Herkes şaşkındı! Numan ‘Pavlov’ un köpeği’ ni cümle içinde ilk kez kullanıyordu. ‘Acaba, gizliden kitap mı okuyor?’ diye düşündüler.
Müdür:
“Abartmayın! Ufak tefek şeyler bunlar.” Süleyman hızını alamadı. Katlayıp cebine koyduğu kravatı çıkardı.
“Numan haklı hocam! Dönemin başında, kürsüden ‘müdür baba yarısı, amca da diğer yarısıdır’ dediniz, şunlara onar lira verdik.”
Müdür:
“Konumuz bu değil! Karnelerinizin ne hâlde olduğunu biliyorum.
“…”
“Sanayiye gidince ‘Yok, hoca bana taktı! Yok, şu kadar puanla teşekkürü kaçırdım! Yok, hoca başka takımı tutuyormuş’ deyip arkamızdan sövdürmeyin!”
Hacı:
“Aman hocam, olur mu? Siz baba yarısısınız!”

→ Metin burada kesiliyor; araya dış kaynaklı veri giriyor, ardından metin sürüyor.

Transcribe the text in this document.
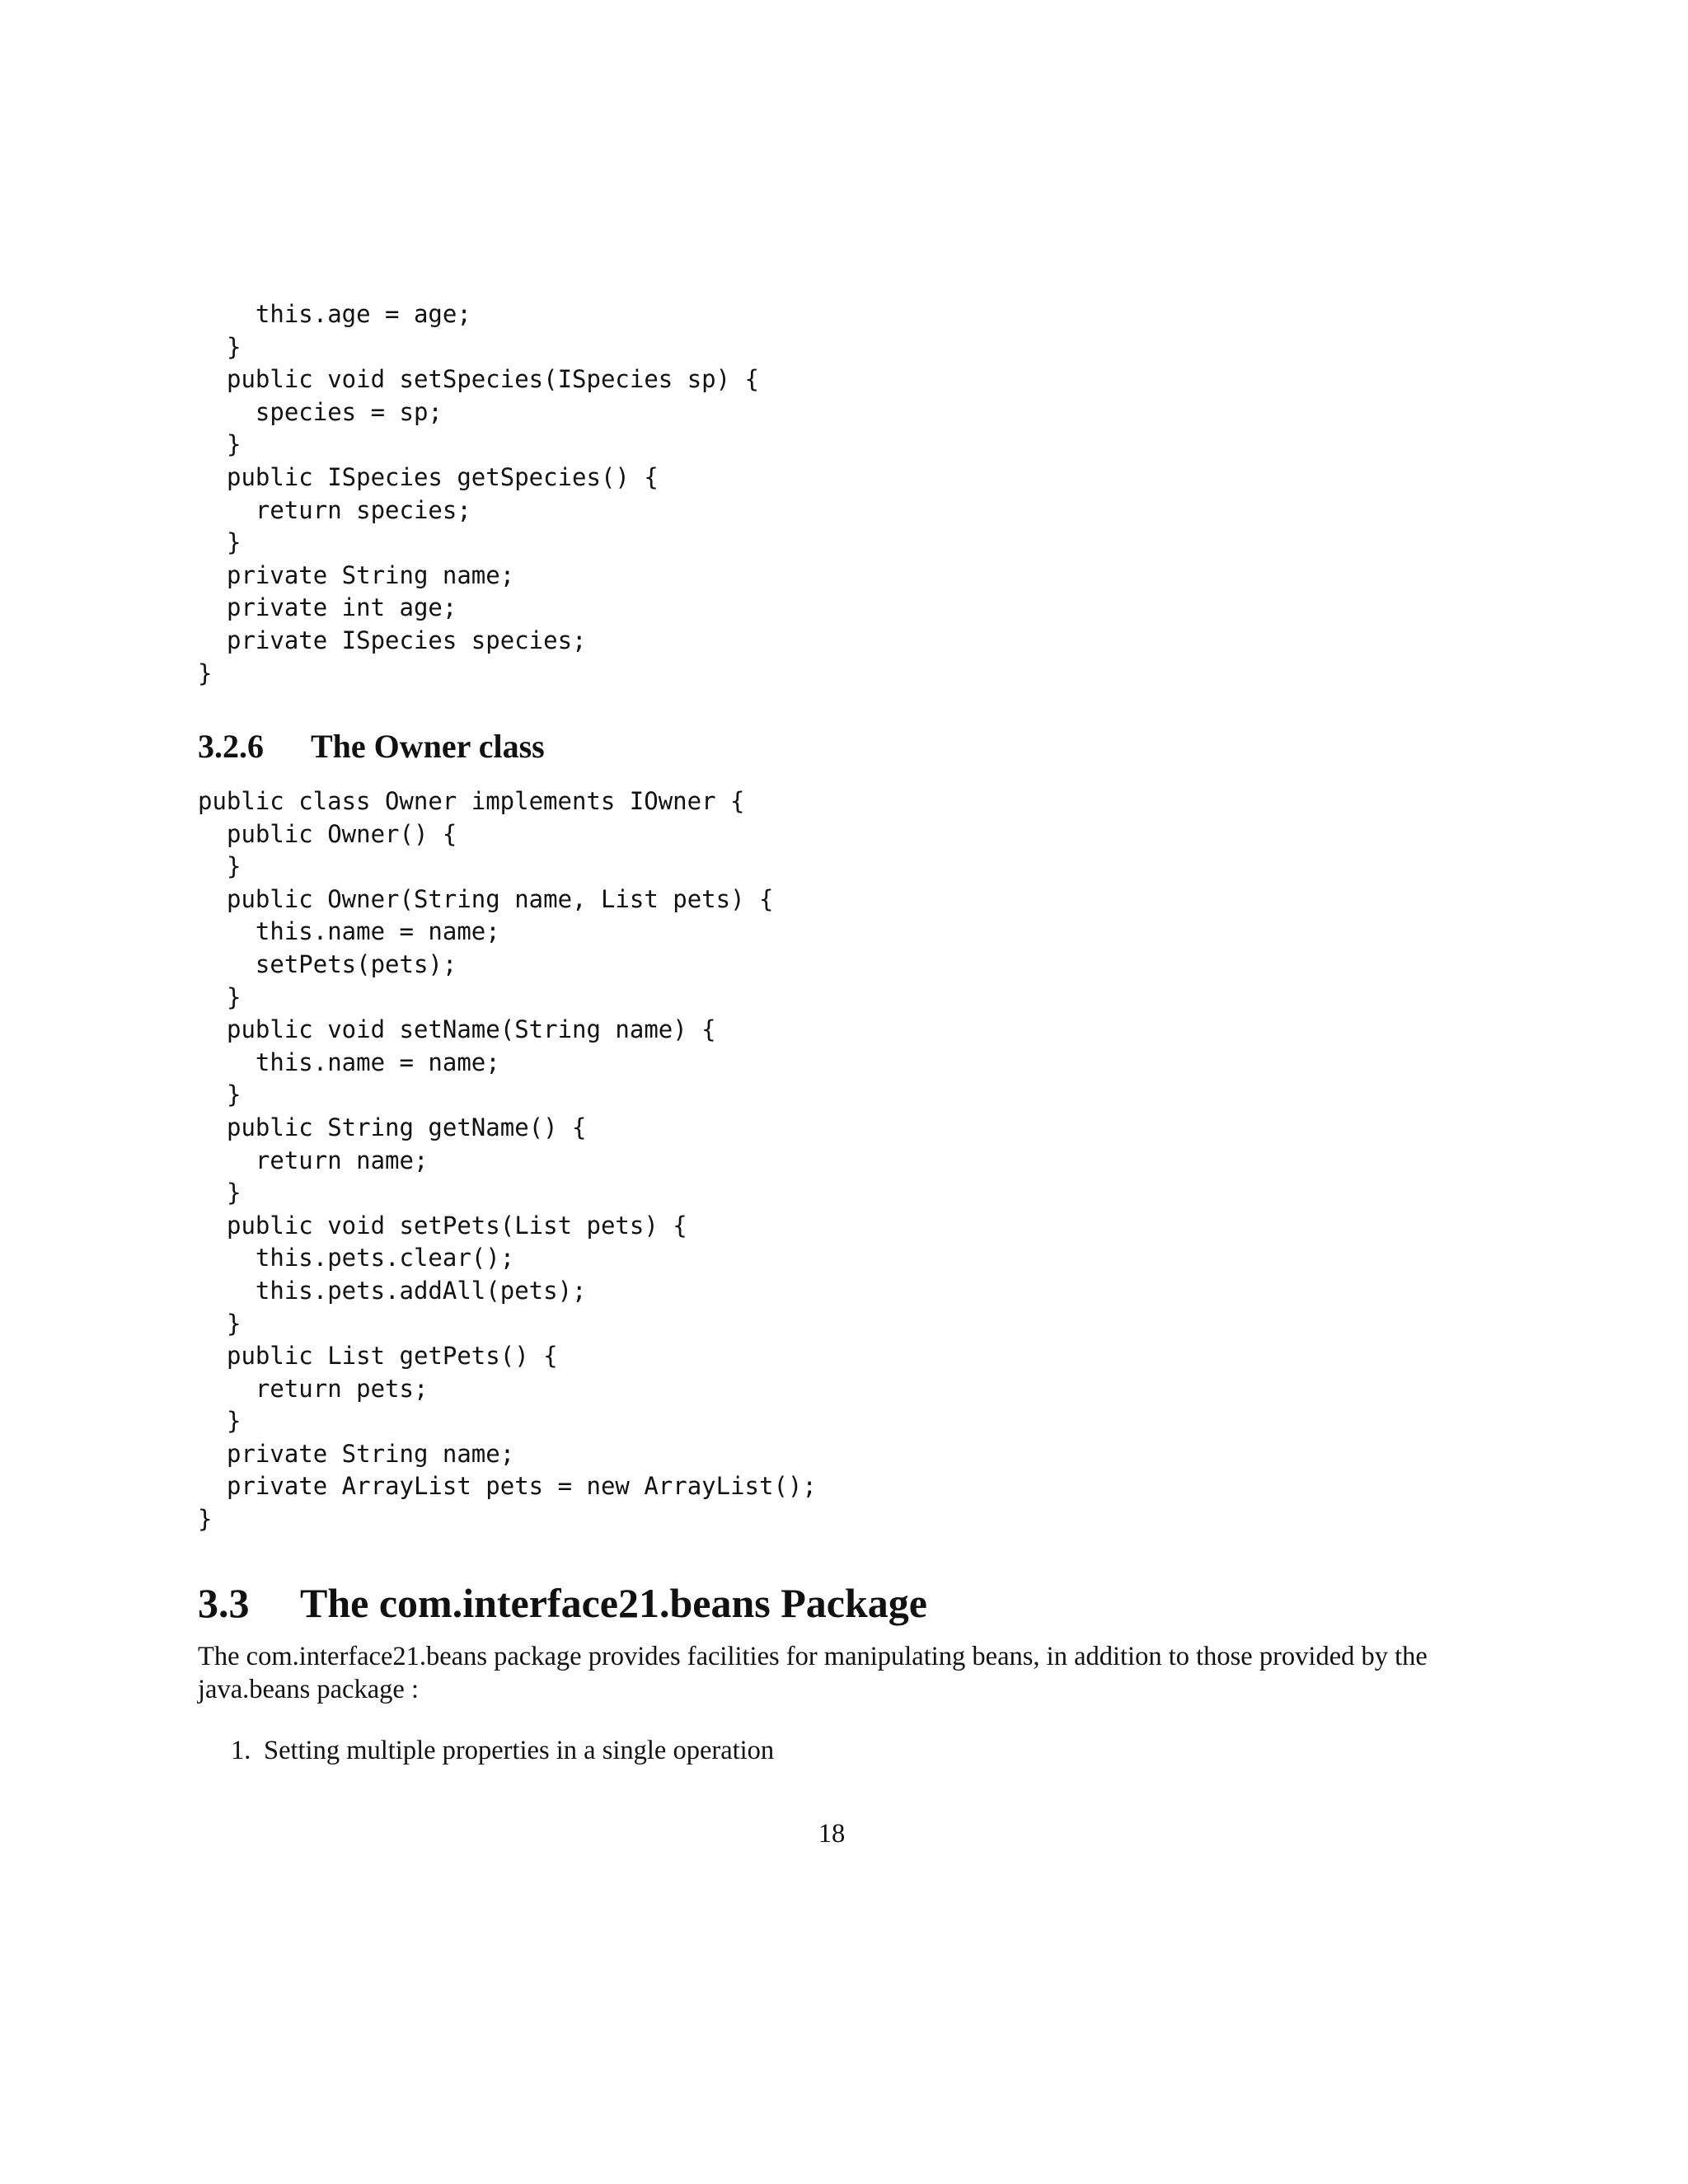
this.age = age;
}
public void setSpecies(ISpecies sp) {
species = sp;
}
public ISpecies getSpecies() {
return species;
}
private String name;
private int age;
private ISpecies species;
}
3.2.6 The Owner class
public class Owner implements IOwner {
public Owner() {
}
public Owner(String name, List pets) {
this.name = name;
setPets(pets);
}
public void setName(String name) {
this.name = name;
}
public String getName() {
return name;
}
public void setPets(List pets) {
this.pets.clear();
this.pets.addAll(pets);
}
public List getPets() {
return pets;
}
private String name;
private ArrayList pets = new ArrayList();
}
3.3 The com.interface21.beans Package

The com.interface21.beans package provides facilities for manipulating beans, in addition to those provided by the java.beans package :

1. Setting multiple properties in a single operation
18
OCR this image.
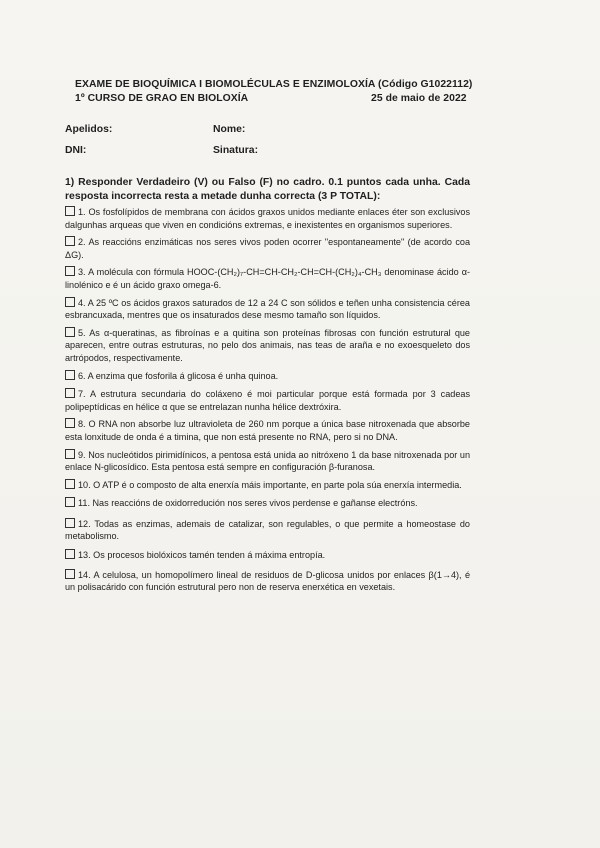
EXAME DE BIOQUÍMICA I BIOMOLÉCULAS E ENZIMOLOXÍA (Código G1022112)
1º CURSO DE GRAO EN BIOLOXÍA	25 de maio de 2022
Apelidos:	Nome:
DNI:	Sinatura:
1) Responder Verdadeiro (V) ou Falso (F) no cadro. 0.1 puntos cada unha. Cada resposta incorrecta resta a metade dunha correcta (3 P TOTAL):

1. Os fosfolípidos de membrana con ácidos graxos unidos mediante enlaces éter son exclusivos dalgunhas arqueas que viven en condicións extremas, e inexistentes en organismos superiores.

2. As reaccións enzimáticas nos seres vivos poden ocorrer "espontaneamente" (de acordo coa ΔG).

3. A molécula con fórmula HOOC-(CH₂)₇-CH=CH-CH₂-CH=CH-(CH₂)₄-CH₃ denominase ácido α-linolénico e é un ácido graxo omega-6.

4. A 25 ºC os ácidos graxos saturados de 12 a 24 C son sólidos e teñen unha consistencia cérea esbrancuxada, mentres que os insaturados dese mesmo tamaño son líquidos.

5. As α-queratinas, as fibroínas e a quitina son proteínas fibrosas con función estrutural que aparecen, entre outras estruturas, no pelo dos animais, nas teas de araña e no exoesqueleto dos artrópodos, respectivamente.

6. A enzima que fosforila á glicosa é unha quinoa.

7. A estrutura secundaria do coláxeno é moi particular porque está formada por 3 cadeas polipeptídicas en hélice α que se entrelazan nunha hélice dextróxira.

8. O RNA non absorbe luz ultravioleta de 260 nm porque a única base nitroxenada que absorbe esta lonxitude de onda é a timina, que non está presente no RNA, pero si no DNA.

9. Nos nucleótidos pirimidínicos, a pentosa está unida ao nitróxeno 1 da base nitroxenada por un enlace N-glicosídico. Esta pentosa está sempre en configuración β-furanosa.

10. O ATP é o composto de alta enerxía máis importante, en parte pola súa enerxía intermedia.

11. Nas reaccións de oxidorredución nos seres vivos perdense e gañanse electróns.

12. Todas as enzimas, ademais de catalizar, son regulables, o que permite a homeostase do metabolismo.

13. Os procesos biolóxicos tamén tenden á máxima entropía.

14. A celulosa, un homopolímero lineal de residuos de D-glicosa unidos por enlaces β(1→4), é un polisacárido con función estrutural pero non de reserva enerxética en vexetais.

“Hadi oradan, şerefsizler! Ne zaman karne günü gelse, anacığımın kulakları ciğer gibi kırmızıya kesiyor.”
Müdüre hak verdiler! Önceki karneleri sanayiye götürdüklerinde, atölyelerden yükselen nağmeleri hatırlayıp cevap vermediler.
“…Neyse, sizi tutmayayım. Babalarınızın elleri kaşınıyordur. Bekletmek olmaz. Duyduğuma göre stres atacak çırak lazımmış!”
Müdürün keyfine diyecek yoktu! Sanayiye gitmek istemeyen gençler, oyalanmaya çalıştı.
“…Hadi, gidin artık! Boşaltalım burayı. Kapatmayalım tezgâhın önünü.” Öğrencilerine tekme savurarak gitmelerine yardımcı oldu. Çocuklar, motorlara binip uzaklaştı.